Geçtiğimiz hafta yerel medya kuruluşlarında yazan hükümet yanlısı yorumcular, gösterilerin güçlü bir muhalefet grubu olan Müslüman Kardeşler'in veya İran'ın huzursuzluğu kışkırtmak ve hükümeti devirmek amacıyla silah haline getirildiğini söyleyerek, gösterilere karşı geniş açıklamalarda bulundu.

Bu korkular, Hamas liderlerinin Ürdünlülerin ayaklanıp İsrail'e karşı savaşmaları yönündeki çağrıları ve Iraklı Şii militan grubu Kataib Hizbullah'ın liderinin geçen hafta ticareti aksatmak için 12.000 Ürdünlüyü silahlandırmaya hazır olduğunu söyleyen açıklamasıyla daha da güçlendi. BAE ile İsrail arasında.

Göstericiler röportajlarda protestoların Hamas'a veya diğer İran destekli gruplara bağlılıkla ilgili olduğu fikrini reddettiler.

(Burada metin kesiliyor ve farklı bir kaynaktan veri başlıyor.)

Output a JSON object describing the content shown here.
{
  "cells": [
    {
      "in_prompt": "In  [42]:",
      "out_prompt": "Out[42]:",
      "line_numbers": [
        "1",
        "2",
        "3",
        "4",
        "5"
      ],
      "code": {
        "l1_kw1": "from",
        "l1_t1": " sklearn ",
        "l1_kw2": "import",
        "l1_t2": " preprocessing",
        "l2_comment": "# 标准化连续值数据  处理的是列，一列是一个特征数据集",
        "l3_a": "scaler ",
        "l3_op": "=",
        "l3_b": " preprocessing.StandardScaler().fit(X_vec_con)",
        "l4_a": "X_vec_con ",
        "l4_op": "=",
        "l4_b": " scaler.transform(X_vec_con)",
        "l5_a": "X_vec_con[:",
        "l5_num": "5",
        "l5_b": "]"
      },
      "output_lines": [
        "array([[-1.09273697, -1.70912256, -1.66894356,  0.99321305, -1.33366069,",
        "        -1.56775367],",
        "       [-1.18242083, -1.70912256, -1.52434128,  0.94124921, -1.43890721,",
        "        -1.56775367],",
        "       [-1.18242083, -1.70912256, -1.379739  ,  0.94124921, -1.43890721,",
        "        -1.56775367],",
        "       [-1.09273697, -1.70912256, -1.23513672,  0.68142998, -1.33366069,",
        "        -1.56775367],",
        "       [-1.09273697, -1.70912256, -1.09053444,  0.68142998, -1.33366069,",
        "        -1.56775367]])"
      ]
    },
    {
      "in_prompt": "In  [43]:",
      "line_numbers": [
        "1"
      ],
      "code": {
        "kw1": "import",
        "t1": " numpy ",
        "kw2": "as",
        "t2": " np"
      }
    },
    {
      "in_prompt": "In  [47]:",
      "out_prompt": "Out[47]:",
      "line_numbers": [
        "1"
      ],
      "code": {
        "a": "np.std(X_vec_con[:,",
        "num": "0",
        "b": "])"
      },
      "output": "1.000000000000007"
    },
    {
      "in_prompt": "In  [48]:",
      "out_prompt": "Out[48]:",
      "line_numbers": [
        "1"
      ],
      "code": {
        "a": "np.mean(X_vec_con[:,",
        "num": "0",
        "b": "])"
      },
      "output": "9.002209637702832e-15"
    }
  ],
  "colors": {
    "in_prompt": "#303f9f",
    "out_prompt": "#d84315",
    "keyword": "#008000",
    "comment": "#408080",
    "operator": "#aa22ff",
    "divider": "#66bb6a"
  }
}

Protestolarda düzenli olarak yer alan 50'li yaşlarındaki mimar Widad Daanah, “Genel olarak direnişin tüm farklı türlerinde yanındayız” dedi.

“Eğilimleri ne olursa olsun her türlü özgürlük hareketinden yanayım” dedi ve laik zihniyete sahip biri olarak kendisinin tipik bir Hamas destekçisi olmadığını açıkladı. “Onların yöntemleri ve düşünceleriyle aynı fikirde olmayabilirim ama genel hatlarıyla onlarla birlikteyim.”

Doktor Rand Khattari hedefin hükümet olmadığı konusunda ısrar etti.

“Bu protestoların yararlı ya da yararsız olması umurumda değil” dedi. “Onlardan İsrail'e, hükümetlerimiz ne yaparsa yapsın hiçbir önemi olmayacağı mesajını göndermelerini istiyorum.”

“İnsanlar kabul etmiyor. Çocuklarımıza bu konuda daha da gaddar olmayı ve onları reddetmeyi öğreteceğiz.”